What is interesting is that even the Socialists appear to be unnerved by the Russian threat. This might explain why after the war broke out and despite the fact they had been left out of the loop, they were so willing to vote the government the funds to carry on the war.

There’s more:

To-day the Pan-German Press is advocating German claims of all sorts, especially in Asia Minor, “which is still to be had, but only if Germany does not shrink from the extreme test and is ready to risk war against Russia and France as well as England.”

This is fascinating. They have clearly made up their minds that if war means war with England then so be it. It is suicidal but that’s the point the German High Command has reached in 1914.

It was Fritz Fischer, writing in the 1950s who claimed that the outbreak of war in 1914 was no accident. He traced it back to what has become known as the War Council of December 1912. From there, Germany abandoned the naval arms race with Britain so that it could build up its army. Shortly afterwards it launched this campaign. Everything is ready. Now all they need is a pretext.
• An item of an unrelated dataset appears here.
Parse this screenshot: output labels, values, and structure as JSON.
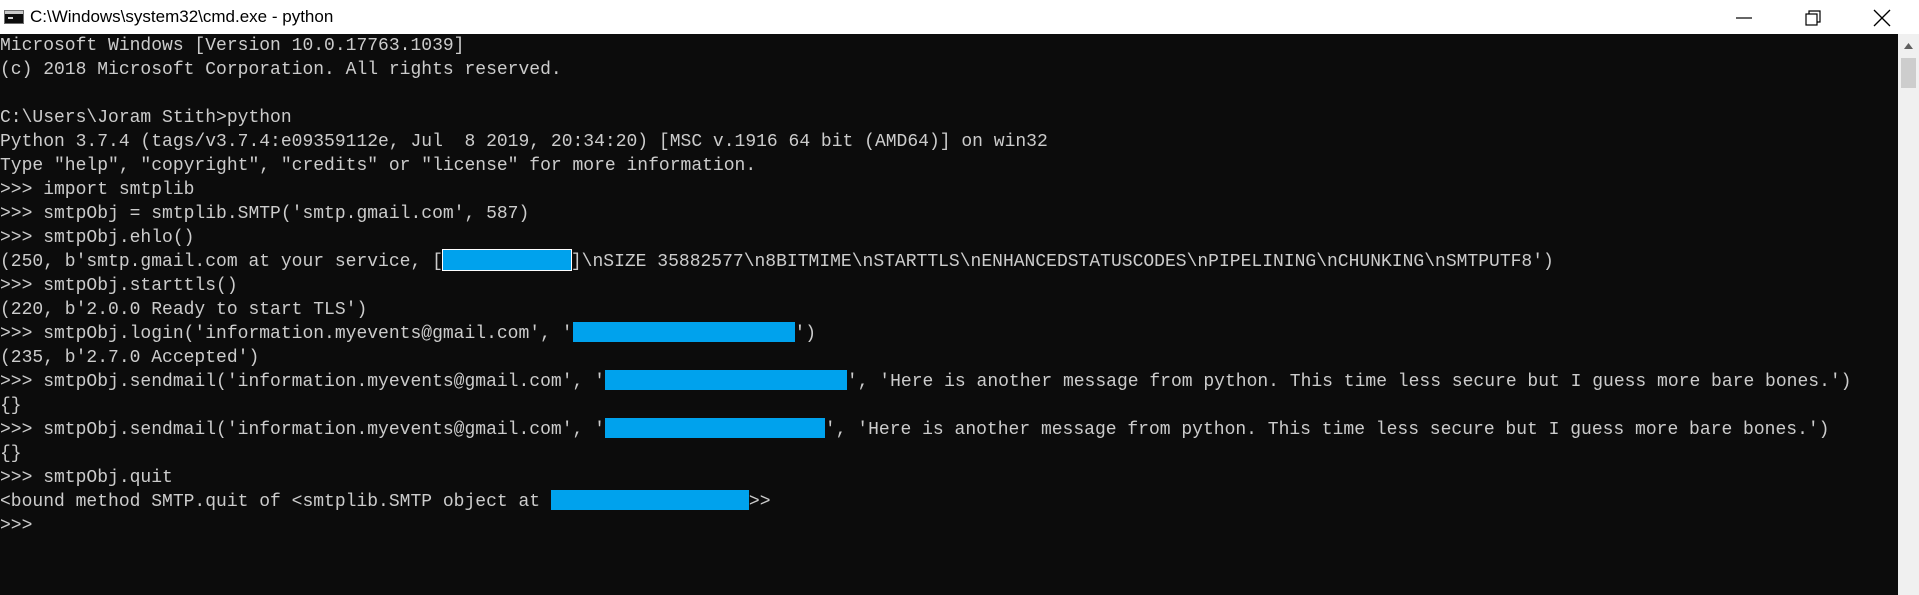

There is also the claim that the Russians are running riot in the Balkans:

The writer insists that “pretences” shall be dropped and that both Berlin and Vienna shall recognize that they have step by step been retreating before Russian pretensions with lamentable results.

This is absolute nonsense. The people who are winning are the Austrians. They have annexed Bosnia, created the state of Albania to deny the Serbs a port, faced the Russians down in the mobilisations of 1912 and made an ally of the Bulgarians – a country hitherto in the Russian sphere. Meanwhile, a German, Liman von Sanders, has more or less been put in charge of the Turkish army, completely putting the kibosh on (the admittedly somewhat far-fetched) Russian ambitions to control the Bosphorus.

Incidentally, it is one of the claims of Christopher Clark’s book The Sleepwalkers (p330) that the German government did not embark on a campaign to ready its people for war. This, he felt, showed that the so-called War Council was not quite as decisive as others have claimed. What this article (and others) show is that this claim is nonsense.